11 Tips to Get More Clients from Your Website

Small things can make a big difference on your website.

There are changes you can make in minutes to impact your website’s performance, which will make a significant difference in how likely it is that you’ll get hired.

For the prospective client, your website is your law firm. They don’t know you yet. They are looking for reasons to trust you, but all they have is your website to make that judgment. It’s a pass/fail test with revenue on the line.

In the absence of a personal referral, your website becomes a significant part of your firm’s identity. Prospective clients will use it to decide whether to act and how to proceed. In today’s legal services market, your site isn’t just pixels and code. It’s you.

Think of how much time you spend making sure your shoes are polished, your hair is trimmed, and your body odors are suppressed. Sadly, you can’t show off your shiny, neat, pleasant-smelling lawyer body if your website fails to convince visitors to call.

The changes I’m suggesting today are easy, simple, and likely implementable without the need to call your website guru. These are things you may be able to do yourself.

1. Update the copyright date.

The copyright date is a tiny piece of your website, but it makes a powerful subconscious impression. Is this website alive and kicking? Is the website current?

The copyright date is like a pulse. You grab the wrist of the dead prostitute you find under your hotel room bed. Is she alive? There’s no pulse. Nope, she’s gone. That’s exactly what visitors think when the copyright date is 2015.

2. Say something personal.

I understand that you want to appear formal and professional. You want to brag about where you went to law school and how you served as a judicial clerk (maybe with a witty anecdote about how the judge ruined good pastrami with mayonnaise).

But prospective clients – even those big-league, powerful, successful clients – make their hiring decisions based on emotion, not facts. They’ll read your credentials AFTER they decide to hire you. Your experience only becomes pertinent when they need to justify to themselves or others that they’re making a good decision.

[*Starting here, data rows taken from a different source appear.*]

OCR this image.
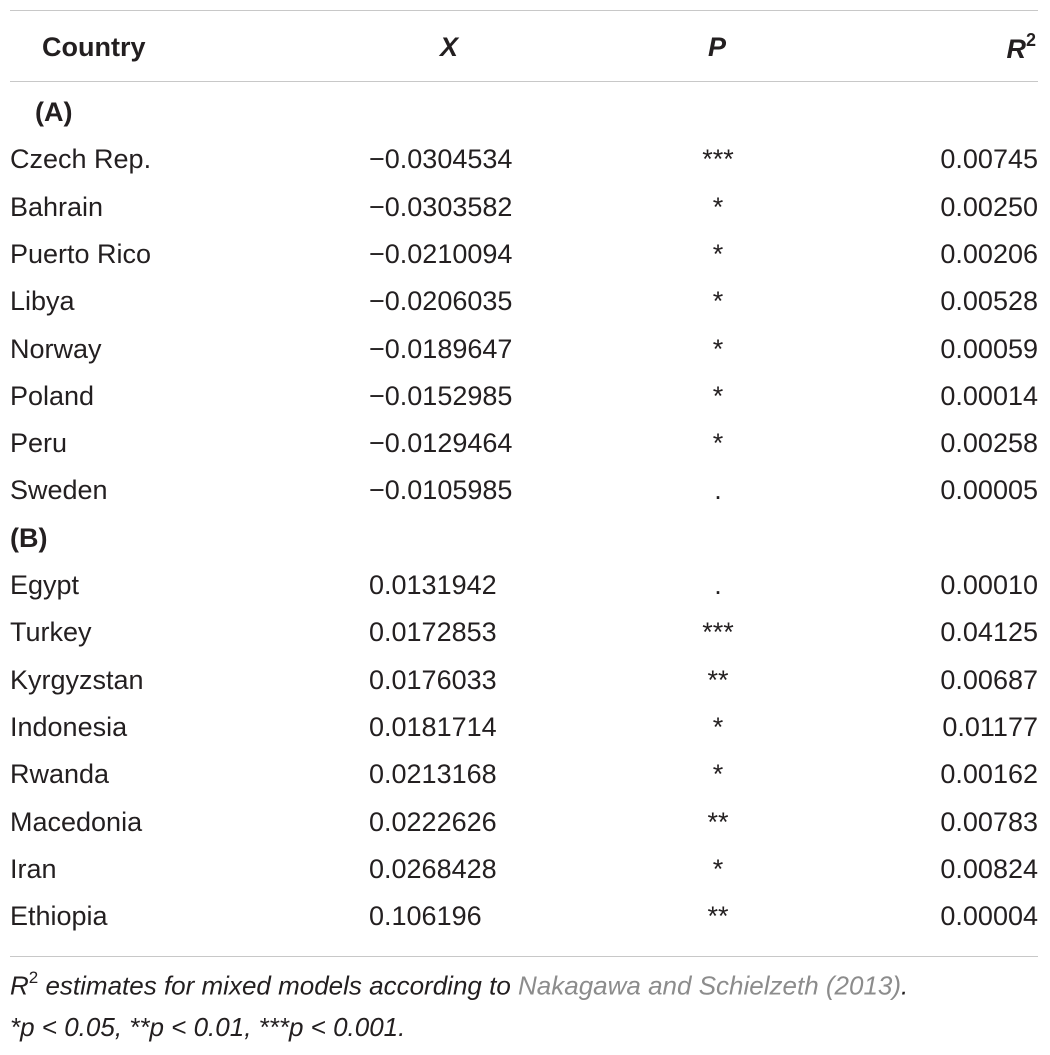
Country	X	P	$R^2$
(A)
Czech Rep.	−0.0304534	***	0.00745
Bahrain	−0.0303582	*	0.00250
Puerto Rico	−0.0210094	*	0.00206
Libya	−0.0206035	*	0.00528
Norway	−0.0189647	*	0.00059
Poland	−0.0152985	*	0.00014
Peru	−0.0129464	*	0.00258
Sweden	−0.0105985	.	0.00005
(B)
Egypt	0.0131942	.	0.00010
Turkey	0.0172853	***	0.04125
Kyrgyzstan	0.0176033	**	0.00687
Indonesia	0.0181714	*	0.01177
Rwanda	0.0213168	*	0.00162
Macedonia	0.0222626	**	0.00783
Iran	0.0268428	*	0.00824
Ethiopia	0.106196	**	0.00004
$R^2$ estimates for mixed models according to Nakagawa and Schielzeth (2013).
*p < 0.05, **p < 0.01, ***p < 0.001.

You’ve got to hook them with something emotional or your prior experiences won’t matter.

Tell them about your dog, your cat, or the dead hamster you keep in the freezer. Tell them how your kids keep setting the garage on fire. Tell them how your spouse ran off to Mexico with your law partner and your money.

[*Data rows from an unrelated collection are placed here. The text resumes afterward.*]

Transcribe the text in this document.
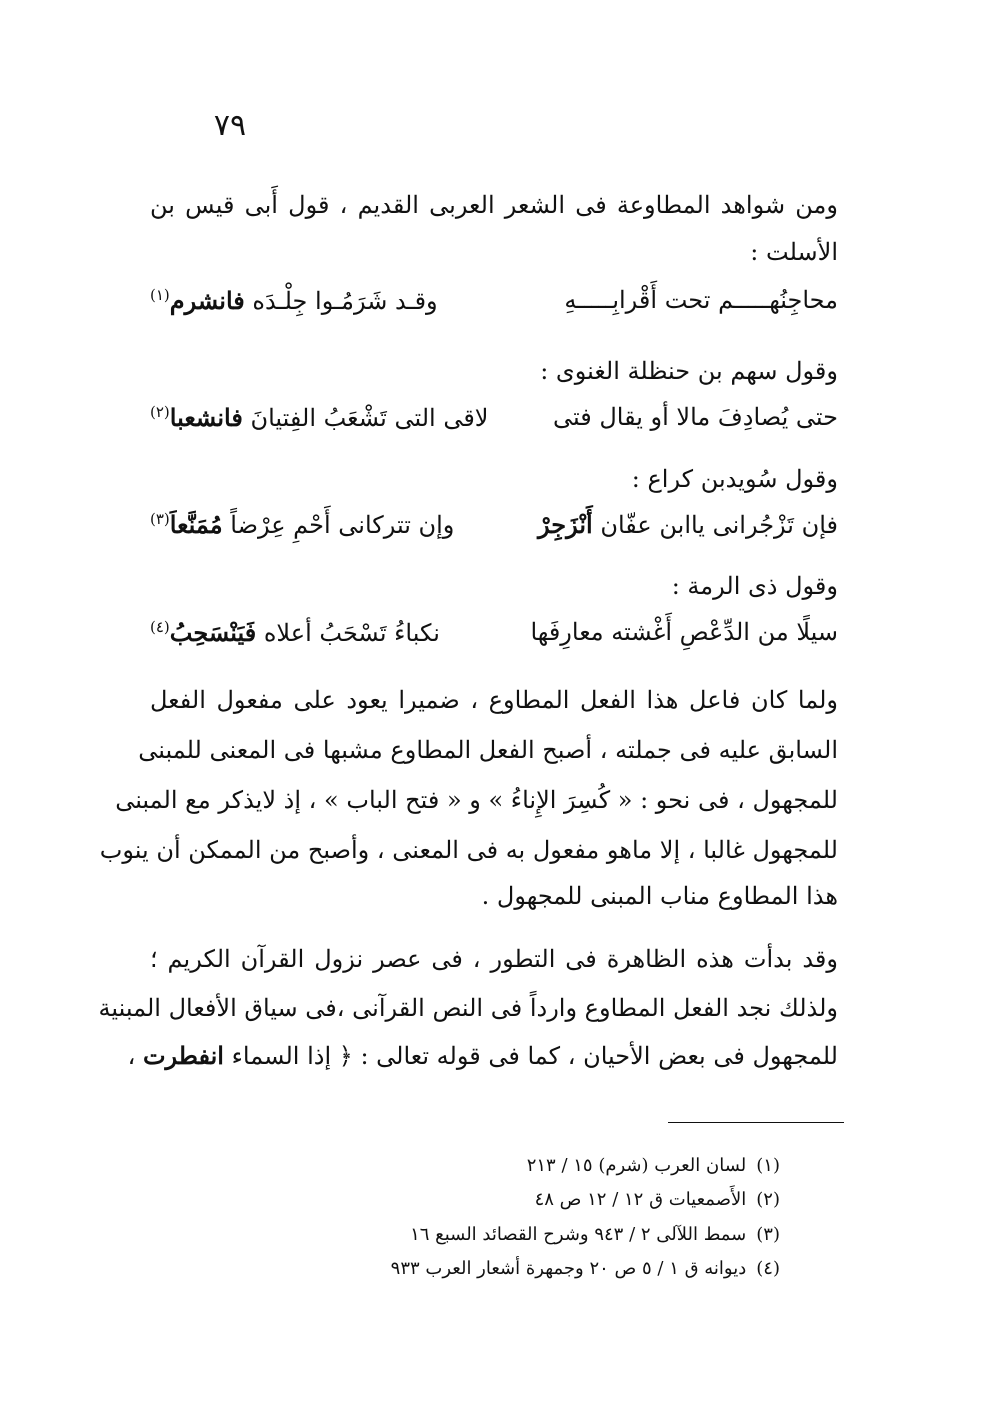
٧٩
ومن شواهد المطاوعة فى الشعر العربى القديم ، قول أَبى قيس بن
الأسلت :
محاجِنُهـــــم تحت أَقْرابِـــــهِ
وقـد شَرَمُـوا جِلْـدَه فانشرم$^{(١)}$
وقول سهم بن حنظلة الغنوى :
حتى يُصادِفَ مالا أو يقال فتى
لاقى التى تَشْعَبُ الفِتيانَ فانشعبا$^{(٢)}$
وقول سُويدبن كراع :
فإن تَزْجُرانى ياابن عفّان أَنْزَجِرْ
وإن تتركانى أَحْمِ عِرْضاً مُمَنَّعاَ$^{(٣)}$
وقول ذى الرمة :
سيلًا من الدِّعْصِ أَغْشته معارِفَها
نكباءُ تَسْحَبُ أعلاه فَيَنْسَحِبُ$^{(٤)}$
ولما كان فاعل هذا الفعل المطاوع ، ضميرا يعود على مفعول الفعل
السابق عليه فى جملته ، أصبح الفعل المطاوع مشبها فى المعنى للمبنى
للمجهول ، فى نحو : « كُسِرَ الإِناءُ » و « فتح الباب » ، إذ لايذكر مع المبنى
للمجهول غالبا ، إلا ماهو مفعول به فى المعنى ، وأصبح من الممكن أن ينوب
هذا المطاوع مناب المبنى للمجهول .
وقد بدأت هذه الظاهرة فى التطور ، فى عصر نزول القرآن الكريم ؛
ولذلك نجد الفعل المطاوع وارداً فى النص القرآنى ،فى سياق الأفعال المبنية
للمجهول فى بعض الأحيان ، كما فى قوله تعالى : ﴿ إذا السماء انفطرت ،
(١)لسان العرب (شرم) ١٥ / ٢١٣
(٢)الأَصمعيات ق ١٢ / ١٢ ص ٤٨
(٣)سمط اللآلى ٢ / ٩٤٣ وشرح القصائد السبع ١٦
(٤)ديوانه ق ١ / ٥ ص ٢٠ وجمهرة أشعار العرب ٩٣٣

There needs to be an emotional connection before prospects decide that you’re actually qualified to do the work. Once there’s an emotional connection, nearly any qualification will be sufficient.

Once they want you, they’ll find reasons to ignore any shortcomings.

3. Tell them you know them.

You may be interesting, but your clients would rather hear about themselves. Sure, they enjoyed the story about your law partner and your spouse in Mexico, but they really like it when you talk about their problems.

The more they feel understood and heard, the more likely they are to hire you. Empathy matters in your website copy. Show your would-be clients that you understand them and their problems. Demonstrate that you have a complete understanding of what it’s like to be them.

Give the reader that “fly on the wall” experience. Make them wonder how you understand what it’s like to have their problem. Have you been spying on them? Make them feel it.

4. Show me your face.

You may not be the sex symbol people hope to see when they visit your website, but you look normal enough. That’s all prospective clients need.

Show your picture. It builds trust and creates a connection. In fact, more pictures are even better. Give us a small behind-the-scenes tour of your life with a photo album.

Oh, and make sure your pictures were taken this decade. Don’t make the client question your authenticity when they expect 1999 you, but get 2017 you. “You haven’t changed a bit” is something that’s said at high school reunions to get you in bed. It’s not true. You’ve changed and it’s time for a new picture.

5. Don’t SEO your visitors.

Use words on your website that communicate ideas, not words intended to achieve placement of a particular keyword on search engine pages. You don’t need to repeat “Estate attorney in Boston, Massachusetts” over and over. Google knows where you are and where the searchers are looking.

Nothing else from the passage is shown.